Die gesamte radikale Linke in Israel – wie in allen Teilen der Welt – zeichnet sich durch ihre Gegener*innenschaft zu ihrem Staat aus. Also das von ANA und TKA geforderte Verbot würde sich auch gegen “Anarchists Against The Wall” richten. Genauso gegen die “Maki” (die kommunistische Partei). Sogar die linksliberale “Meretz” (Schwesterpartei der deutschen Linkspartei) wäre ausgeschlossen.

Aber nicht nur das. Ehud Barak, ehemaliger Generalstabschef der IDF und ehemaliger Premierminister der israelischen Regierung, heute der Anführer einer rechten Abspaltung von der Sozialdemokratie, sagte 2010 in einer Rede: „Wenn Millionen Palästinenser*innen nicht abstimmen dürfen, wird das ein Apartheidstaat sein.“ Heute dürfen Millionen Palästinenser*innen nicht abstimmen. Also: Sehen die ANA und TKA auch Barak als Antisemiten? Theodor Herzl, Gründer des Zionismus, bezeichnete seine Pläne in „Der Judenstaat“ als „Coloniaismus“. Diese Liste ließe sich fortsetzen.

Linke Israelis wollen ANA und TKA ausschließen – sogar nicht-religiöse Zionist*innen. Aber dann beziehen sie sich positiv auf den 3D-Test gegen Antisemitismus. Nach diesem Muster werfen sie uns Delegitimierung, Dämonisierung und Doppelstandards“ in Bezug auf Israel vor. Das soll möglicherweise wie eine akademische Forschungsmethode klingen. Aber in Wirklichkeit stammt es von einem Likudnik, nämlich von Natan Sharansky, einem Politiker der rechten, national-religiösen Partei von Benjamin Netanjahu.

Sharansky steht selbst auf dem rechten Flügel der Likud und trat aus der Regierung von Ariel Sharon aus, als dieser die israelischen Siedlungen im Gaza-Streifen räumen ließ. Dieser Test passt auch zur rechten Ideologie der Likud, in dem es alle jüdischen Menschen auf der Welt mit dem israelischen Staat gleichsetzt. In Wirklichkeit sind aber etwas weniger als die Hälfte der Juden*Jüdinnen israelische Staatsbürger*innen – und ein deutlich geringerer Teil sind Anhänger*innen von Netanjahu.

Hier kommen wir zum Kern der Sache.
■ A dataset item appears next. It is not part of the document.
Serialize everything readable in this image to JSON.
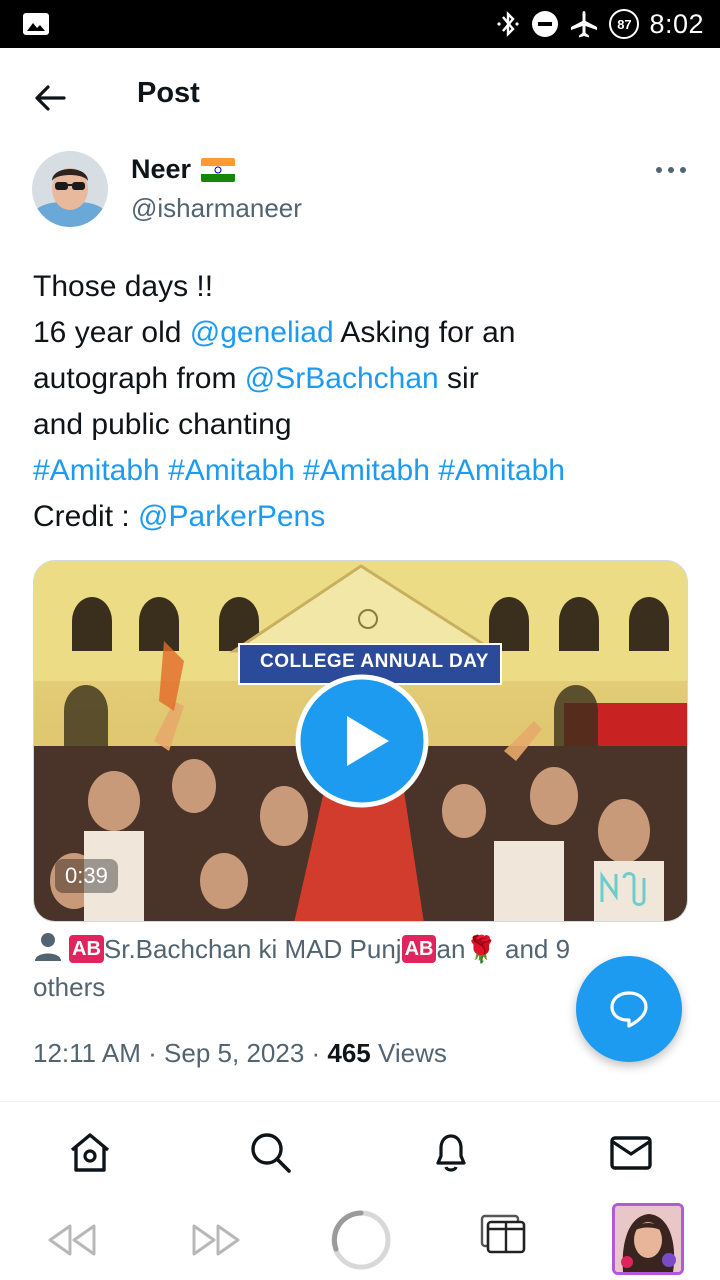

Ein Vorwurf gegen uns ist nämlich wahr: In der Tat veröffentlichen wir gern Texte und Interviews von möglichst vielen israelischen Linken. Dazu gehört Dror Dayan, Filmregisseur und Aktivist von FOR Palestine. Die ANA und TKA wollen also Texte von israelischen Linken boykottieren, während sie sich selbst positiv auf Texte von Rechtsaußen in Israel beziehen?

Die Netanjahu-Regierung führt gerade eine große Kampagne gegen NGOs, Menschenrechts- und Friedensgruppen in Israel durch – ebenfalls mit Vorwürfen des Antisemitismus. ANA und TAK bezeichnen sich selbst als „israelsolidarisch“. Aber das wirft nur die Frage auf: Was verstehen sie unter „Israel“? In der Praxis solidarisieren sie sich mit der rechten Regierung Israels. Wir dagegen solidarisieren uns mit der radikalen Linken, mit den Queers, mit den Geflüchteten, die gegen diese Regierung kämpfen. Denn Israel ist unserer Meinung nach eine Klassengesellschaft. Wie überall auf der Welt solidarisieren wir uns nicht mit Regierungen, sondern mit den Unterdrückten.
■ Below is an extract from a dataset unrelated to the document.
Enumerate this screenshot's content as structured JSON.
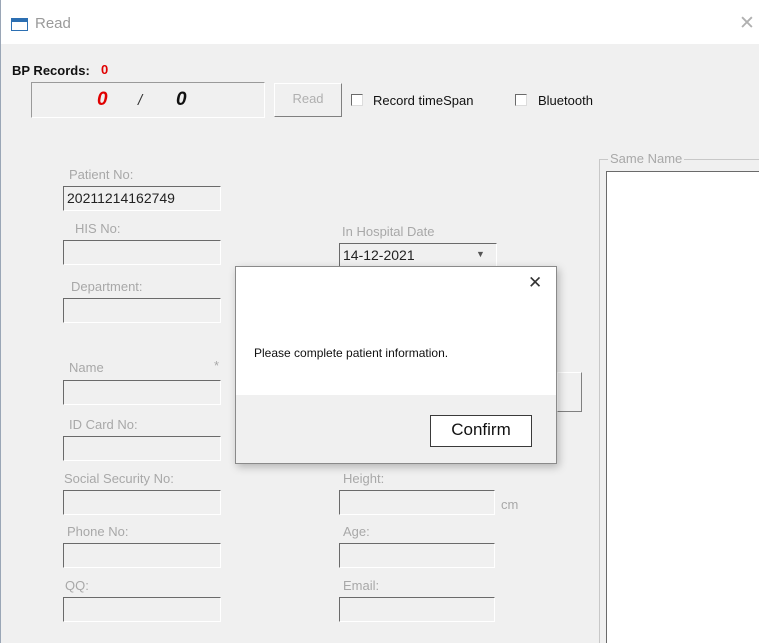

Kann eine Gruppe in Deutschland links, in Israel rechts sein? Wir halten das für nicht machbar. Hanz-Christian Strache von der FPÖ hat sich mit Vertreter*innen der Likud getroffen. Kein Wunder: Beide Parteien betreiben rassistische Hetze gegen Geflüchtete.

Die israelische Rechte solidarisiert sich mit europäischen Rechtsparteien, und umgekehrt. Logisch. Befremdlich ist es allerdings, wenn Gruppen wie mit linkem Selbstverständnis wie ANA oder TKA sich mit der israelischen Rechten solidarisieren.

In dieser Frage vertreten die ANA und TKA die gleiche Position wie das deutsche Establishment – von der FDP bis zum rechten Flügel der Linkspartei: bedingungslose Solidarität mit dem israelischen Staat wird seit Jahrzehnten zur deutschen Staatsräson erklärt. Wir denken, dass ein linker und emanzipatorischer Raum immer kritisch gegenüber Staaten sein muss, und solidarisch mit den Menschen, die von Staaten unterdrückt werden.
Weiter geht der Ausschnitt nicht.